I was talking to some clients yesterday — two founders who run different branches of their small company. They had made some changes to separate the two aspects of the company and some of their employees were uncomfortable with the division. They said it felt like Mom & Dad were getting a divorce. So they implemented some things to keep the two groups aligned.

  • They started paying for lunch if two people from different teams eat together.
  • They planned some company wide social activities.
  • They are looking into a larger office where they all could work on one floor instead of in separate locations.

I’m impressed with their attention to company culture at such an early stage, and told them so. Most companies’s culture is a reflection of the founder’s personality for better (and often) for worse. In this case the two founders have very different and complimentary personalities so I think the focus on a united culture is very useful.

Was I Wrong?

Today I saw a 3 minute video by Dan Lyons in this article http://fortune.com/2016/04/12/modern-work-culture/ where he says that focusing on culture is a bad thing. I actually love his book Distrupted about his time at HubSpot. He talks about the homogeneity at a lot of tech companies where everyone is young and white, and are hired by the “I’d like to have a beer with you” metric, and how that hurts the company and the employees.
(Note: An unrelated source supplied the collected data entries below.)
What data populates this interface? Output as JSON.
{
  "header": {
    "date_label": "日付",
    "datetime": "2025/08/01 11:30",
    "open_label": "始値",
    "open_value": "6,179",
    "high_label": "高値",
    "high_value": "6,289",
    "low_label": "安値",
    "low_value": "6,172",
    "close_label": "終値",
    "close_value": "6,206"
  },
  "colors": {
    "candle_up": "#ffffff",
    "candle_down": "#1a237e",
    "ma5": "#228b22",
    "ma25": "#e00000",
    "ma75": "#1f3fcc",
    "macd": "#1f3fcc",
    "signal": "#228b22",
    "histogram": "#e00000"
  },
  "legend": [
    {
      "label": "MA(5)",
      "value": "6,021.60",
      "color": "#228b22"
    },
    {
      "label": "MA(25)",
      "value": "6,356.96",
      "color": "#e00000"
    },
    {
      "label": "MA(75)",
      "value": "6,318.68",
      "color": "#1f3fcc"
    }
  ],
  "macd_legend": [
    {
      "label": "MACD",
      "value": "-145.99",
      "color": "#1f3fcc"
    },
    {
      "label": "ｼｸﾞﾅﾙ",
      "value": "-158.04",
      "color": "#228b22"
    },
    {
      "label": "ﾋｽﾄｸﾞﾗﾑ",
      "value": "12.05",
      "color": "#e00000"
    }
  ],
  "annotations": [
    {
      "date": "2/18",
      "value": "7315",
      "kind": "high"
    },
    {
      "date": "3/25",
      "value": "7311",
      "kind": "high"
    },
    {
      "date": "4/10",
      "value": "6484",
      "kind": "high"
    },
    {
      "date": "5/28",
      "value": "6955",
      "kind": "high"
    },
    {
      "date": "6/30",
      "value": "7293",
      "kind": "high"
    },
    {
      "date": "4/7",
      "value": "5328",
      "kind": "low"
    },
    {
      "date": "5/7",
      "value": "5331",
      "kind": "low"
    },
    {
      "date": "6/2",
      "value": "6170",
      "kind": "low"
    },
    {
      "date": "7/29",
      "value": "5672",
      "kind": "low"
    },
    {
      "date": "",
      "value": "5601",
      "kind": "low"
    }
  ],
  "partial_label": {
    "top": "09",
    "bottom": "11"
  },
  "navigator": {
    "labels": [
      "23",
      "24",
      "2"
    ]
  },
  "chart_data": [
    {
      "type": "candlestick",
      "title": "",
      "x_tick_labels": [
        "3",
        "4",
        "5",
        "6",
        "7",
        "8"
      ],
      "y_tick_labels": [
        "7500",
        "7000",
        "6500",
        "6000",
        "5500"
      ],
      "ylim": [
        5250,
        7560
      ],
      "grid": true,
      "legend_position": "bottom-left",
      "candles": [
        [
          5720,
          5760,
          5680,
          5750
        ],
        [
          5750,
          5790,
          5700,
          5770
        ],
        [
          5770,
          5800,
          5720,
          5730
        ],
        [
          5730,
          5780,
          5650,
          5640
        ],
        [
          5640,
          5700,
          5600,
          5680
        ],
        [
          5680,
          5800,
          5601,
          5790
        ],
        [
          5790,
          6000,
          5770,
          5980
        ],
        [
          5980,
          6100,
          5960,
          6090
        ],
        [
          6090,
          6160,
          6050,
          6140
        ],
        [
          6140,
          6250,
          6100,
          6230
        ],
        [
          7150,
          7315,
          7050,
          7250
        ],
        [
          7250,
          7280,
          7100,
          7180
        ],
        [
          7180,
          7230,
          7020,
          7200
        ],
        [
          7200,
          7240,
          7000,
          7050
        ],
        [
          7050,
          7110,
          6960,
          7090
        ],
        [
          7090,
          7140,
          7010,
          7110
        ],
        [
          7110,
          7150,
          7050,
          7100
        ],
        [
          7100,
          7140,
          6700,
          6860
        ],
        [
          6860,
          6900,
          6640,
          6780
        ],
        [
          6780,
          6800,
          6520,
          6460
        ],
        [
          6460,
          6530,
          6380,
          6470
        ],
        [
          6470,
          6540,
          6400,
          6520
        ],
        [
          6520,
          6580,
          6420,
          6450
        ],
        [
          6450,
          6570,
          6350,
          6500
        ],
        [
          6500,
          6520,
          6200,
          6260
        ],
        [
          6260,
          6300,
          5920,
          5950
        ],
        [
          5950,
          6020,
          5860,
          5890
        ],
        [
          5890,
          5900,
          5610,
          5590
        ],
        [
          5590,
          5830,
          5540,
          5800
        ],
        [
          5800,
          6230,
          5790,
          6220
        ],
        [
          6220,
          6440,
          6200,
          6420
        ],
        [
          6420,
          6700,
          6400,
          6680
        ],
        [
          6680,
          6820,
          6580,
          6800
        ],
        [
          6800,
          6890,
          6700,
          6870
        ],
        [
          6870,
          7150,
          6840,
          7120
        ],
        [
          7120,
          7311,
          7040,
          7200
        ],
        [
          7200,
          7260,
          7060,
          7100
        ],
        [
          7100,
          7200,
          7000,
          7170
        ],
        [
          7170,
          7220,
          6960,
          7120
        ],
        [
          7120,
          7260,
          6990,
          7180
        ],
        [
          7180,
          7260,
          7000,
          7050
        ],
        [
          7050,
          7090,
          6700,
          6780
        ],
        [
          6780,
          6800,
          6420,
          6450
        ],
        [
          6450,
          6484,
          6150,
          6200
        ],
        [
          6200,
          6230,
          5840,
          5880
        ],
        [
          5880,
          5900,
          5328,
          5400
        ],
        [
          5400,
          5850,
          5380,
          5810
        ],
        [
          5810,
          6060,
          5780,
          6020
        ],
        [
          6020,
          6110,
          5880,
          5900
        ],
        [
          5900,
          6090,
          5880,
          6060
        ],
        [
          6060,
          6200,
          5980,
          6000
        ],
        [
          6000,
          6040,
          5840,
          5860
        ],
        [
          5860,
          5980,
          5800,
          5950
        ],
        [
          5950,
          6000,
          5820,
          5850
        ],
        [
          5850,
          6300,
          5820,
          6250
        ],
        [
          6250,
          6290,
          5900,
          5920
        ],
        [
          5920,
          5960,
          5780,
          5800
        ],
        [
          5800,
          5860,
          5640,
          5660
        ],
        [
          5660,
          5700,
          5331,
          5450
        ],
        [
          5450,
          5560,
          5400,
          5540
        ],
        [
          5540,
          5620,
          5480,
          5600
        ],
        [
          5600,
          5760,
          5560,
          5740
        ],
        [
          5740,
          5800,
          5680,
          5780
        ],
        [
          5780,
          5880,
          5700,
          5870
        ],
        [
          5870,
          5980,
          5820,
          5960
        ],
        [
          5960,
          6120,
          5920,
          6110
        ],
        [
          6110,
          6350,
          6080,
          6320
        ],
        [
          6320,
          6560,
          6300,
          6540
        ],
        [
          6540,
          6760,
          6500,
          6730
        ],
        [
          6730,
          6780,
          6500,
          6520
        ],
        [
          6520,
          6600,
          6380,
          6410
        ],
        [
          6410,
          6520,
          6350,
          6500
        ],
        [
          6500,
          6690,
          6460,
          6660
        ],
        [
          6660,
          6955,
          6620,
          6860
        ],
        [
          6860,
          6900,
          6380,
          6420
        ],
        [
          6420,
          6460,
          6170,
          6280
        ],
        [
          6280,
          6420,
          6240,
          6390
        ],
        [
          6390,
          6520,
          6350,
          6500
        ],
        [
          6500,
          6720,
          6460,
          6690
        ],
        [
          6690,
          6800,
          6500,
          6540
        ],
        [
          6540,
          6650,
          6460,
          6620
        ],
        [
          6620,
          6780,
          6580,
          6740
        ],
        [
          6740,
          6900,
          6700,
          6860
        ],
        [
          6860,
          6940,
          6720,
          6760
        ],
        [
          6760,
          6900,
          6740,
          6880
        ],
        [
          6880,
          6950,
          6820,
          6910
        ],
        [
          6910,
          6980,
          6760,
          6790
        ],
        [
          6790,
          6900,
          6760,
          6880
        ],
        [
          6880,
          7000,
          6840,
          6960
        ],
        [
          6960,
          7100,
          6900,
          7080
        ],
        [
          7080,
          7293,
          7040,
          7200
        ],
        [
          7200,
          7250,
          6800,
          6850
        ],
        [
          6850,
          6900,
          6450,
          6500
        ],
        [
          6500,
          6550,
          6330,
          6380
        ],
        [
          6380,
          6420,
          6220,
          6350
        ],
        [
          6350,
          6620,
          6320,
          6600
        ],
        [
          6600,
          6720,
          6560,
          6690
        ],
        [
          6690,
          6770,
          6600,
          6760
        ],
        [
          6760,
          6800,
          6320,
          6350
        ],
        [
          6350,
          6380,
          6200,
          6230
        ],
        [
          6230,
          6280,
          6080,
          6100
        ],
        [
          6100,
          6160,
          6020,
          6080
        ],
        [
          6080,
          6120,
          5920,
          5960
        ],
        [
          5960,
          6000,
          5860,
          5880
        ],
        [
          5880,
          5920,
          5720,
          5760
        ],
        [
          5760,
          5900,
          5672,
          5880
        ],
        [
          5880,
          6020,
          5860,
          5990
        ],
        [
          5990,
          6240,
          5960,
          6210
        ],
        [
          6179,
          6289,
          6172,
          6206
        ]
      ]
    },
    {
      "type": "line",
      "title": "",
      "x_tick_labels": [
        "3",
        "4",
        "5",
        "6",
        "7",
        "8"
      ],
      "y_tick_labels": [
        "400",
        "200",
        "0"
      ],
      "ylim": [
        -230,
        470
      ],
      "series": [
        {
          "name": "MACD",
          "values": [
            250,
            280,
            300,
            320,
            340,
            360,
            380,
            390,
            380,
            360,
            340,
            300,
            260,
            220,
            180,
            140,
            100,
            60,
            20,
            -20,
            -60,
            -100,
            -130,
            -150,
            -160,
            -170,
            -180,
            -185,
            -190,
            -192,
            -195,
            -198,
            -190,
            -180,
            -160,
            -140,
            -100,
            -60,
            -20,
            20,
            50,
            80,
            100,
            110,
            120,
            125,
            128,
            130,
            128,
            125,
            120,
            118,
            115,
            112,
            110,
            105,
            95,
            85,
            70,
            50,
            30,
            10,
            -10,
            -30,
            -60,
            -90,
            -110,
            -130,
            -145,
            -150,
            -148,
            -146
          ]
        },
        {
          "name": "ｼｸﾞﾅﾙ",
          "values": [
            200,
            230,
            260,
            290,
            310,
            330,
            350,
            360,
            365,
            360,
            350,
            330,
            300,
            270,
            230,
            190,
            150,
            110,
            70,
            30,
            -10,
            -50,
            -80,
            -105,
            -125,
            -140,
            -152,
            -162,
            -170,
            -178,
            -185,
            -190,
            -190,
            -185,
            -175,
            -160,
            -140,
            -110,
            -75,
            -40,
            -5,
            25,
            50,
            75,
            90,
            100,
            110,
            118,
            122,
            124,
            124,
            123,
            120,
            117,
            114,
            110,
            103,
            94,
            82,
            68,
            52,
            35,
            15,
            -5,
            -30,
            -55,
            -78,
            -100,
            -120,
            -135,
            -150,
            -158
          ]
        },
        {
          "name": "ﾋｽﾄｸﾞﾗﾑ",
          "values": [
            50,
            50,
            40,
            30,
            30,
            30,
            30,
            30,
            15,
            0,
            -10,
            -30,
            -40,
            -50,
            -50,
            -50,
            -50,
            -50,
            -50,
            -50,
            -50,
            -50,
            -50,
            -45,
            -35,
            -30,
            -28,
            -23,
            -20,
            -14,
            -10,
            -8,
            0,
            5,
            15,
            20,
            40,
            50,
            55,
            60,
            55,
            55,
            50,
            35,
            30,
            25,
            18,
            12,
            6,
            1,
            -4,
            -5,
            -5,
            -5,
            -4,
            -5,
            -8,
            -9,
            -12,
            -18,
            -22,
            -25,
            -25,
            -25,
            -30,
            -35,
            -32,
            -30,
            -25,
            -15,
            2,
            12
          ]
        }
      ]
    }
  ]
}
It made me wonder, was I wrong? I think the answer has to do with how you understand “culture.” If it means hiring people like you, and people you like, then your culture is limiting at best and inbreeding at worst. If you think culture is about socializing and Foosball tables then your understanding of culture is both limited and limiting.

The powerful part of company culture is under the surface. It is based on company values not by what people do together in their non-work activities. Rather, it is shown by how money is spent, how decisions are made, why some people are promoted and some not, how risks are taken and failures are handled. Culture has to do with the level of communication, openness and transparency about those things. Culture has to do with whether those things are consistent throughout the company or if they vary with different manager’s personalities. Culture is about the formalized rituals of a company and the informal, unwritten codes of conduct. What can you say when you disagree with a boss? How can you say it? Who takes credit for successes and blame for failures? What does loyalty mean in this organization? Does it go both ways?

These are the things that companies need to focus on. And yes, some socializing helps but don’t mistake it for culture. And yes, it is important to focus on as a company grows.

UPDATE — Must be culture week. I just found this quote from Brent Beshore

“Culture is probably the biggest non-financial indicator. As Peter Drucker once wrote, ‘Culture eats strategy for breakfast.’ We like to say that culture is nothing more than what you reward and punish. We’re looking for cultures that respect employees as valuable partners, and not merely as faceless cogs in a system. We love to see how conflict is handled, how decisions are made, and how new ideas get treated. Ultimately, the tone is set at the top, and so we spend considerable time trying to understand company leadership.”